In recent years, the Omaha, Neb., holding company sold what were essentially insurance policies against a long-term decline in U.S. and foreign stocks in exchange for $4.5 billion. When the contracts expire in periods of either 15 or 20 years, Berkshire will have to fork over cash -- possibly billions -- if the indexes are below where they stood when the deals were struck.

The S&P 500 is down about 50% from its peak, and indexes around the world have cratered. Berkshire has to calculate its potential liabilities on the contracts every quarter.

In the third quarter of 2008, Berkshire said its mark-to-market liabilities on the options were $6.7 billion. Since then, stocks have fallen more, and volatility, a key element in valuing options, has soared.

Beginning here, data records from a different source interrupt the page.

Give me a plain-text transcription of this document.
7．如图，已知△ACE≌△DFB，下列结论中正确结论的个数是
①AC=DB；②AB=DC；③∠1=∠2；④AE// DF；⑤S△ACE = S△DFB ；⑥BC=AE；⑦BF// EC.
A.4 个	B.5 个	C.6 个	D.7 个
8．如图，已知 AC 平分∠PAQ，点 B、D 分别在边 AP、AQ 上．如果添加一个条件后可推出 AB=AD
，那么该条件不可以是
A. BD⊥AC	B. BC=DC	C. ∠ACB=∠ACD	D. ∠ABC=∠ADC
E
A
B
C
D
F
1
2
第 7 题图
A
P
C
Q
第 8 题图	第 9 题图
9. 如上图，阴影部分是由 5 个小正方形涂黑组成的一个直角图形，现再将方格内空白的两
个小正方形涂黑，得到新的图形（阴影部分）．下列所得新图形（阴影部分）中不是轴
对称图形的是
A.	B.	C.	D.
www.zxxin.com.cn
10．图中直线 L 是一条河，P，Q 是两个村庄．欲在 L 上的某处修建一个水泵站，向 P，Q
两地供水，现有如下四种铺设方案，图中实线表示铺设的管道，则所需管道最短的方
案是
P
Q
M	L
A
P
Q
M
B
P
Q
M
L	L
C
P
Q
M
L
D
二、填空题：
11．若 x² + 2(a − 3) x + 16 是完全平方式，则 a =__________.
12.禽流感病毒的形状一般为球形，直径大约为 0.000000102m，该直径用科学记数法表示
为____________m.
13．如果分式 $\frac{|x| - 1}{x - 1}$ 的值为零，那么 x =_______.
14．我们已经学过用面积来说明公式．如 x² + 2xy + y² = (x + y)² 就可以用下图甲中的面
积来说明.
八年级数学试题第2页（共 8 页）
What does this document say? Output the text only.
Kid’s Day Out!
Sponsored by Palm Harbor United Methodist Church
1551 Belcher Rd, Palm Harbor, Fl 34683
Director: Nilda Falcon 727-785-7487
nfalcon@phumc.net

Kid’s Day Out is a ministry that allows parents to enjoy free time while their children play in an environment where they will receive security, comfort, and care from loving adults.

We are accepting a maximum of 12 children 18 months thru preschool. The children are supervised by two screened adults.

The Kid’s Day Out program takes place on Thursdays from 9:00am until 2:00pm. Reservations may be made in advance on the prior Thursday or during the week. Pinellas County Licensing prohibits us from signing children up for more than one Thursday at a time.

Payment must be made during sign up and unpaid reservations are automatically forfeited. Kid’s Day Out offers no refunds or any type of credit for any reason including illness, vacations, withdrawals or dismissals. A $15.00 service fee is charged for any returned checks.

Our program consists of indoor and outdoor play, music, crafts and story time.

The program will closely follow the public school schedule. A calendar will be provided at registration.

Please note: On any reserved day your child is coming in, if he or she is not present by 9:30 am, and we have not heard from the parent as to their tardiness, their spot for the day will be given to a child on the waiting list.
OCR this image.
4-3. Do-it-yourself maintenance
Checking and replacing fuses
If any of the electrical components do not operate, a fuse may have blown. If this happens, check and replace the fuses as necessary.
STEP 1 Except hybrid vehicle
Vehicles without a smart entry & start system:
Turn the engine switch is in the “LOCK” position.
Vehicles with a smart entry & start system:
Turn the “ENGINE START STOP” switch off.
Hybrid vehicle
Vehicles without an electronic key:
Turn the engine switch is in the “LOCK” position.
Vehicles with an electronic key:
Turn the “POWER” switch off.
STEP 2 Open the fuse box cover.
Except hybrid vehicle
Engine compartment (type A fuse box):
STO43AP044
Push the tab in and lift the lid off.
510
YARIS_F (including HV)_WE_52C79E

That means Berkshire could take a fourth-quarter hit on the options, as much as $12 billion, says Fox-Pitt Kelton analyst Gary Ransom.I am going to use the WSJ figures and a little common sense to illustrate the economics of the options deal and the fact that the estimate of a quarterly hit of $12 billion is off by greater then a factor of 4. Before we move to simple arithmetic, I would like to point out that the appropriate volatility figure would an estimate of volatility in the future 12 years (plus) of the contracts. Therefore, the fact that we have had high volatility recently should not have much impact on an estimate of future volatility. In fact, I believe that Berkshire picked a relatively conservative (high) volatility estimate when they booked the initial estimates and will continue to use the same estimate until it seems likely that we have had a permanent change in volatility.

As a little background, The notional amount of the contracts is about $36 billion. There are no collateral requirements and no cash will change hands until the first contracts expire in 12 years. They are "European" options and can only be exercised at expiration.

The Berkshire liability is calculated using Black-Scholes and the "delta" is in the low 20% range. Delta is the change in the value divided by the change in the underlying index. For example, if the index decreased 1/4 of its notional value in the 4th quarter or $9 billion, the liability (pretax) would only increase by about 23% of that figure. Therefore the liability is going to increase by about $2 billion.

However, if we want to think about a more rational way to book the options each quarter, I suggest that any change in value be "amortized" by 1/60 each quarter, based on their 15 year life. In that case, the time premium for the option would decrease about $65 million each quarter and an additional 1/60 of the amount the option is in the money would be booked each quarter. This is an estimate of the liability components over 15 years.

Using the same "straight line" amortization, and assuming that the indices finish exactly where they are today, the losses would be booked at $225 million per quarter over 15 years. However, the economics of the deal also include the cash plus the investment income. Showing this and the total net loss (green line) below gives you the economics of the deal with the indices down 50%:

Here you can see that the loss in 15 years is a little over $10 billion. This is based on an assumed return of 6% on the initial premium. The idea of using a "straight line" approach to accounting for the losses is a bit extreme, and may appear unrealistically optimistic. However, I am sure that Buffett would also prefer to book only 1/60 of the time premium if the contracts were out of the money.

The point of this exercise is to look at the options as contracts that amortize smoothly over a 15 year period. Even if the results are extremely unfavorable, like the assumption that indices decline 50% over a 15 year period, the quarterly economic impact isn't particularly significant. In addition, the amount of loss would not be a problem for a company with over $100 billion in capital.